I will say this about that video. I posted it roughly a year after the day it was recorded. August 2021 was a very rough month for my mom and me. She hit a point where she could not live alone. Though we considered me moving home, we knew that Ruby and my dogs would never safely coexist in the same house. No one we knew wanted to adopt Ruby. It was heartbreaking and bleak and I did not have a playbook for how to proceed. My mom and I did the best we could with what we had. And then in August 2022, I stumbled upon the video and it was an assurance that it ended much better than I feared it would.

I don’t know what you’re going through today. Holidays can be overwhelming and depressing. On these days, we tend to take the magnifying glass out and scrutinize what we’ve done wrong or who we’ve failed or why we aren’t any number of things we were sure we’d be by the age we are. If you’re feeling that, you’re not alone. In fact, if you’re too damn happy right this moment, you might be the only one.

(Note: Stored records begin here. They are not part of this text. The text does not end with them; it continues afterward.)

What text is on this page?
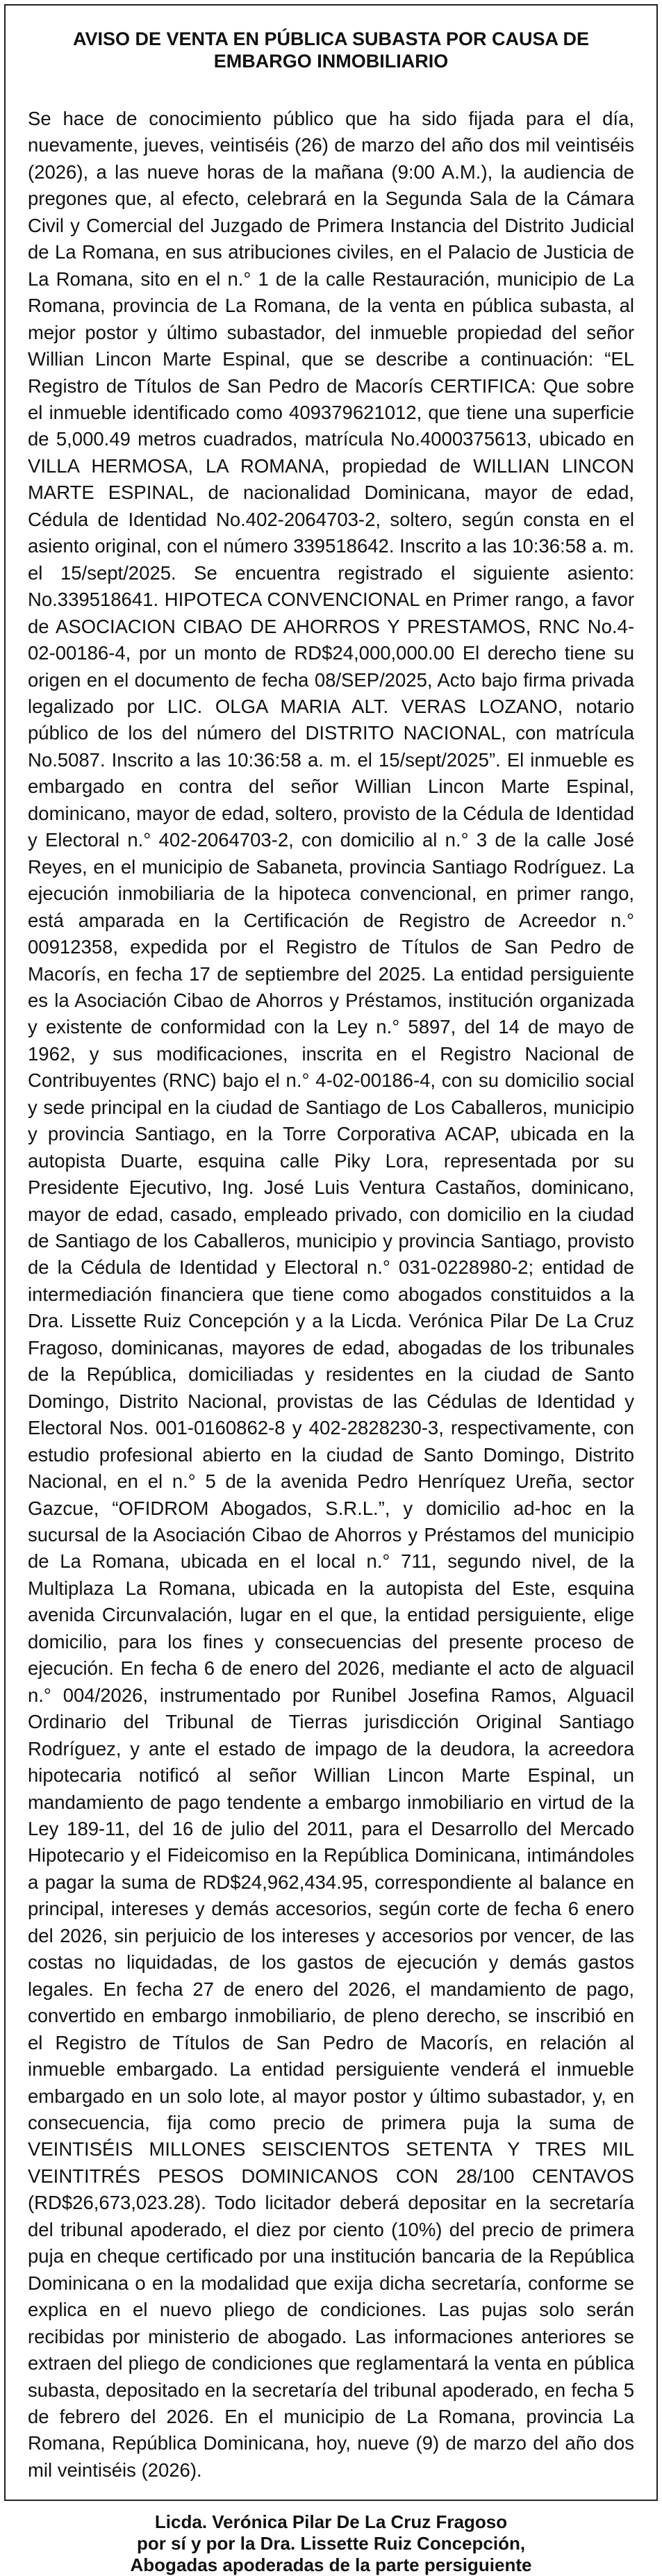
AVISO DE VENTA EN PÚBLICA SUBASTA POR CAUSA DE
EMBARGO INMOBILIARIO

Se hace de conocimiento público que ha sido fijada para el día, nuevamente, jueves, veintiséis (26) de marzo del año dos mil veintiséis (2026), a las nueve horas de la mañana (9:00 A.M.), la audiencia de pregones que, al efecto, celebrará en la Segunda Sala de la Cámara Civil y Comercial del Juzgado de Primera Instancia del Distrito Judicial de La Romana, en sus atribuciones civiles, en el Palacio de Justicia de La Romana, sito en el n.° 1 de la calle Restauración, municipio de La Romana, provincia de La Romana, de la venta en pública subasta, al mejor postor y último subastador, del inmueble propiedad del señor Willian Lincon Marte Espinal, que se describe a continuación: “EL Registro de Títulos de San Pedro de Macorís CERTIFICA: Que sobre el inmueble identificado como 409379621012, que tiene una superficie de 5,000.49 metros cuadrados, matrícula No.4000375613, ubicado en VILLA HERMOSA, LA ROMANA, propiedad de WILLIAN LINCON MARTE ESPINAL, de nacionalidad Dominicana, mayor de edad, Cédula de Identidad No.402-2064703-2, soltero, según consta en el asiento original, con el número 339518642. Inscrito a las 10:36:58 a. m. el 15/sept/2025. Se encuentra registrado el siguiente asiento: No.339518641. HIPOTECA CONVENCIONAL en Primer rango, a favor de ASOCIACION CIBAO DE AHORROS Y PRESTAMOS, RNC No.4-02-00186-4, por un monto de RD$24,000,000.00 El derecho tiene su origen en el documento de fecha 08/SEP/2025, Acto bajo firma privada legalizado por LIC. OLGA MARIA ALT. VERAS LOZANO, notario público de los del número del DISTRITO NACIONAL, con matrícula No.5087. Inscrito a las 10:36:58 a. m. el 15/sept/2025”. El inmueble es embargado en contra del señor Willian Lincon Marte Espinal, dominicano, mayor de edad, soltero, provisto de la Cédula de Identidad y Electoral n.° 402-2064703-2, con domicilio al n.° 3 de la calle José Reyes, en el municipio de Sabaneta, provincia Santiago Rodríguez. La ejecución inmobiliaria de la hipoteca convencional, en primer rango, está amparada en la Certificación de Registro de Acreedor n.° 00912358, expedida por el Registro de Títulos de San Pedro de Macorís, en fecha 17 de septiembre del 2025. La entidad persiguiente es la Asociación Cibao de Ahorros y Préstamos, institución organizada y existente de conformidad con la Ley n.° 5897, del 14 de mayo de 1962, y sus modificaciones, inscrita en el Registro Nacional de Contribuyentes (RNC) bajo el n.° 4-02-00186-4, con su domicilio social y sede principal en la ciudad de Santiago de Los Caballeros, municipio y provincia Santiago, en la Torre Corporativa ACAP, ubicada en la autopista Duarte, esquina calle Piky Lora, representada por su Presidente Ejecutivo, Ing. José Luis Ventura Castaños, dominicano, mayor de edad, casado, empleado privado, con domicilio en la ciudad de Santiago de los Caballeros, municipio y provincia Santiago, provisto de la Cédula de Identidad y Electoral n.° 031-0228980-2; entidad de intermediación financiera que tiene como abogados constituidos a la Dra. Lissette Ruiz Concepción y a la Licda. Verónica Pilar De La Cruz Fragoso, dominicanas, mayores de edad, abogadas de los tribunales de la República, domiciliadas y residentes en la ciudad de Santo Domingo, Distrito Nacional, provistas de las Cédulas de Identidad y Electoral Nos. 001-0160862-8 y 402-2828230-3, respectivamente, con estudio profesional abierto en la ciudad de Santo Domingo, Distrito Nacional, en el n.° 5 de la avenida Pedro Henríquez Ureña, sector Gazcue, “OFIDROM Abogados, S.R.L.”, y domicilio ad-hoc en la sucursal de la Asociación Cibao de Ahorros y Préstamos del municipio de La Romana, ubicada en el local n.° 711, segundo nivel, de la Multiplaza La Romana, ubicada en la autopista del Este, esquina avenida Circunvalación, lugar en el que, la entidad persiguiente, elige domicilio, para los fines y consecuencias del presente proceso de ejecución. En fecha 6 de enero del 2026, mediante el acto de alguacil n.° 004/2026, instrumentado por Runibel Josefina Ramos, Alguacil Ordinario del Tribunal de Tierras jurisdicción Original Santiago Rodríguez, y ante el estado de impago de la deudora, la acreedora hipotecaria notificó al señor Willian Lincon Marte Espinal, un mandamiento de pago tendente a embargo inmobiliario en virtud de la Ley 189-11, del 16 de julio del 2011, para el Desarrollo del Mercado Hipotecario y el Fideicomiso en la República Dominicana, intimándoles a pagar la suma de RD$24,962,434.95, correspondiente al balance en principal, intereses y demás accesorios, según corte de fecha 6 enero del 2026, sin perjuicio de los intereses y accesorios por vencer, de las costas no liquidadas, de los gastos de ejecución y demás gastos legales. En fecha 27 de enero del 2026, el mandamiento de pago, convertido en embargo inmobiliario, de pleno derecho, se inscribió en el Registro de Títulos de San Pedro de Macorís, en relación al inmueble embargado. La entidad persiguiente venderá el inmueble embargado en un solo lote, al mayor postor y último subastador, y, en consecuencia, fija como precio de primera puja la suma de VEINTISÉIS MILLONES SEISCIENTOS SETENTA Y TRES MIL VEINTITRÉS PESOS DOMINICANOS CON 28/100 CENTAVOS (RD$26,673,023.28). Todo licitador deberá depositar en la secretaría del tribunal apoderado, el diez por ciento (10%) del precio de primera puja en cheque certificado por una institución bancaria de la República Dominicana o en la modalidad que exija dicha secretaría, conforme se explica en el nuevo pliego de condiciones. Las pujas solo serán recibidas por ministerio de abogado. Las informaciones anteriores se extraen del pliego de condiciones que reglamentará la venta en pública subasta, depositado en la secretaría del tribunal apoderado, en fecha 5 de febrero del 2026. En el municipio de La Romana, provincia La Romana, República Dominicana, hoy, nueve (9) de marzo del año dos mil veintiséis (2026).

Licda. Verónica Pilar De La Cruz Fragoso
por sí y por la Dra. Lissette Ruiz Concepción,
Abogadas apoderadas de la parte persiguiente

I’m glad I didn’t take my video down. I can only say that because of the time that has passed because truthfully, the comments did hurt me. But I didn’t delete the hate. Even in the videos where I defended myself, I tried to say, it doesn’t matter if you hate me, but please, offer grace to the people who are truly in your life and not on some dumb app.

If you’re reading this, you are the ones in my life. You know my story. You know my many flaws. Y’all know way more of my failings than Tiktok does! To you, I send wishes of joy and grace in this holiday season. I have to go now, Ricky and Veronica are both pawing and moaning to take them outside for their morning walks in the California sunshine. Merry Christmas, I love you all!